La chaleur et le vent forment un duo particulièrement défavorable. Le vent accélère l’évaporation, dessèche davantage la végétation et peut ensuite favoriser la propagation des flammes. Même lorsque le vent reste modéré au sol, les conditions atmosphériques peuvent changer rapidement selon les reliefs et les brises locales.

Pour votre jardin, septembre ne signifie donc pas automatiquement retour aux arrosages quotidiens. Tout dépend de la plante et du type de sol. Une plante bien enracinée dans un sol profond supporte mieux une courte séquence chaude qu’une plante cultivée en pot. Les conteneurs chauffent rapidement et disposent d’un volume de terre limité. Leur température peut devenir très supérieure à celle d’un sol naturel.

Les plantes récemment installées constituent également un cas particulier. Leur système racinaire n’a pas encore exploré suffisamment de volume de terre. Une période chaude peut provoquer un stress hydrique rapide. Un arrosage abondant et espacé peut être plus efficace qu’une petite quantité d’eau versée chaque jour, car l’objectif est de faire pénétrer l’eau suffisamment profondément.

Le gazon pose une autre question. Après un été très chaud et sec, il peut présenter une coloration brune sans être nécessairement mort. Certaines graminées entrent dans une forme de dormance. Une reprise peut se produire lorsque les conditions redeviennent favorables. Un arrosage excessif en septembre n’est donc pas forcément la meilleure stratégie.

🌡️ REPÈRES POUR CET ÉPISODE 📊 ORDRE DE GRANDEUR OU SITUATION
📅 Début de la remontée chaude Mercredi 2 septembre
🔥 Accentuation Jeudi 3 septembre
☀️ Pic potentiel Vendredi 4 septembre et week-end
🌡️ Sud >35 °C possibles
🌡️ Languedoc >35 °C dès jeudi localement
🌡️ Vallée du Rhône Très fortes chaleurs possibles vendredi
🌡️ Moitié nord >30 °C possibles localement durant le week-end
🌧️ Nord-Ouest Plus nuageux et parfois perturbé
🌳 Sols Contexte de sécheresse marqué
🔥 Feux Vigilance accrue selon les secteurs
🌙 Nuits À surveiller pour évaluer la durée réelle de l’inconfort

Le logement constitue lui aussi un enjeu. Une maison ou un appartement peut fonctionner comme une batterie thermique. Les murs, planchers, meubles et objets absorbent de l’énergie pendant la journée. Lorsque la température extérieure reste élevée plusieurs jours, cette masse thermique finit par augmenter la température intérieure.

La stratégie de rafraîchissement dépend donc beaucoup de l’écart entre intérieur et extérieur. Lorsque l’air extérieur est plus chaud que celui du logement, ouvrir largement les fenêtres pendant l’après-midi peut produire l’effet inverse de celui recherché. La ventilation naturelle devient particulièrement intéressante lorsque la température extérieure descend suffisamment, notamment durant la nuit ou au petit matin.

Les volets, stores extérieurs et protections solaires jouent aussi un rôle très important. Une fenêtre exposée directement au soleil peut transformer une pièce en petite serre. Une protection extérieure bloque une partie du rayonnement avant qu’il ne traverse le vitrage. C’est généralement plus efficace qu’un simple rideau intérieur.

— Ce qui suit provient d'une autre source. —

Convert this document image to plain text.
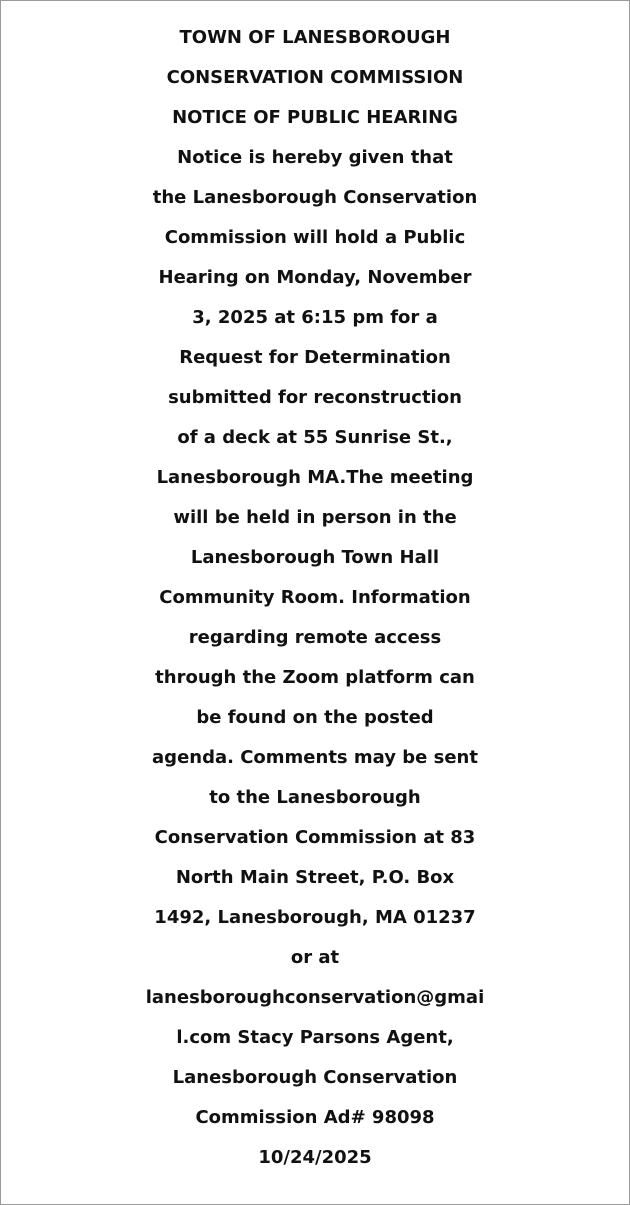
TOWN OF LANESBOROUGH
CONSERVATION COMMISSION
NOTICE OF PUBLIC HEARING
Notice is hereby given that
the Lanesborough Conservation
Commission will hold a Public
Hearing on Monday, November
3, 2025 at 6:15 pm for a
Request for Determination
submitted for reconstruction
of a deck at 55 Sunrise St.,
Lanesborough MA.The meeting
will be held in person in the
Lanesborough Town Hall
Community Room. Information
regarding remote access
through the Zoom platform can
be found on the posted
agenda. Comments may be sent
to the Lanesborough
Conservation Commission at 83
North Main Street, P.O. Box
1492, Lanesborough, MA 01237
or at
lanesboroughconservation@gmai
l.com Stacy Parsons Agent,
Lanesborough Conservation
Commission Ad# 98098
10/24/2025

La climatisation peut évidemment maintenir une température plus basse, mais elle ne règle pas tous les problèmes. Son rendement dépend de la température extérieure, de l’isolation du logement, de la puissance de l’appareil et de son réglage. Une installation correctement dimensionnée est préférable à une machine surdimensionnée qui fonctionne par cycles courts.

Les ventilateurs restent utiles lorsque la température intérieure n’est pas excessive. Ils ne refroidissent pas réellement l’air de la pièce comme une climatisation ; ils augmentent surtout les échanges thermiques à la surface de la peau. Leur efficacité devient donc plus limitée lorsque l’air est extrêmement chaud ou lorsque la personne ne peut pas évacuer suffisamment de chaleur.

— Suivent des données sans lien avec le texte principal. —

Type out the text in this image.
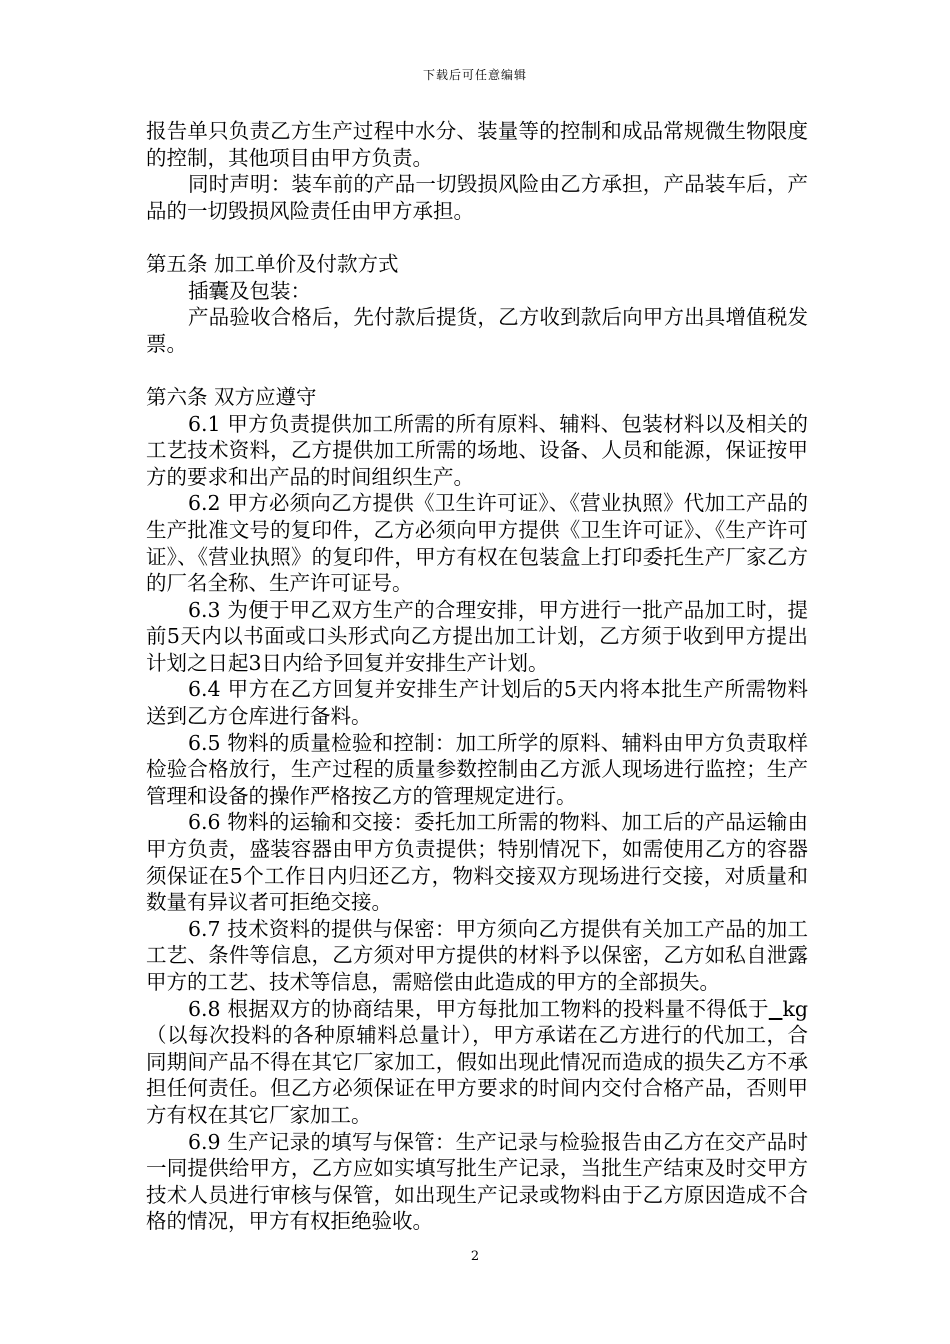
下载后可任意编辑

报告单只负责乙方生产过程中水分、装量等的控制和成品常规微生物限度的控制，其他项目由甲方负责。

同时声明：装车前的产品一切毁损风险由乙方承担，产品装车后，产品的一切毁损风险责任由甲方承担。

第五条 加工单价及付款方式

插囊及包装：

产品验收合格后，先付款后提货，乙方收到款后向甲方出具增值税发票。

第六条 双方应遵守

6.1 甲方负责提供加工所需的所有原料、辅料、包装材料以及相关的工艺技术资料，乙方提供加工所需的场地、设备、人员和能源，保证按甲方的要求和出产品的时间组织生产。

6.2 甲方必须向乙方提供《卫生许可证》、《营业执照》代加工产品的生产批准文号的复印件，乙方必须向甲方提供《卫生许可证》、《生产许可证》、《营业执照》的复印件，甲方有权在包装盒上打印委托生产厂家乙方的厂名全称、生产许可证号。

6.3 为便于甲乙双方生产的合理安排，甲方进行一批产品加工时，提前5天内以书面或口头形式向乙方提出加工计划，乙方须于收到甲方提出计划之日起3日内给予回复并安排生产计划。

6.4 甲方在乙方回复并安排生产计划后的5天内将本批生产所需物料送到乙方仓库进行备料。

6.5 物料的质量检验和控制：加工所学的原料、辅料由甲方负责取样检验合格放行，生产过程的质量参数控制由乙方派人现场进行监控；生产管理和设备的操作严格按乙方的管理规定进行。

6.6 物料的运输和交接：委托加工所需的物料、加工后的产品运输由甲方负责，盛装容器由甲方负责提供；特别情况下，如需使用乙方的容器须保证在5个工作日内归还乙方，物料交接双方现场进行交接，对质量和数量有异议者可拒绝交接。

6.7 技术资料的提供与保密：甲方须向乙方提供有关加工产品的加工工艺、条件等信息，乙方须对甲方提供的材料予以保密，乙方如私自泄露甲方的工艺、技术等信息，需赔偿由此造成的甲方的全部损失。

6.8 根据双方的协商结果，甲方每批加工物料的投料量不得低于 kg（以每次投料的各种原辅料总量计），甲方承诺在乙方进行的代加工，合同期间产品不得在其它厂家加工，假如出现此情况而造成的损失乙方不承担任何责任。但乙方必须保证在甲方要求的时间内交付合格产品，否则甲方有权在其它厂家加工。

6.9 生产记录的填写与保管：生产记录与检验报告由乙方在交产品时一同提供给甲方，乙方应如实填写批生产记录，当批生产结束及时交甲方技术人员进行审核与保管，如出现生产记录或物料由于乙方原因造成不合格的情况，甲方有权拒绝验收。

2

Les appareils connectés permettent désormais de mieux gérer ces épisodes. Une sonde de température placée dans plusieurs pièces peut mesurer les différences entre façade nord et façade sud, rez-de-chaussée et étage, ou logement et extérieur. Certains systèmes automatisés peuvent ensuite piloter volets, ventilation ou climatisation selon des seuils prédéfinis.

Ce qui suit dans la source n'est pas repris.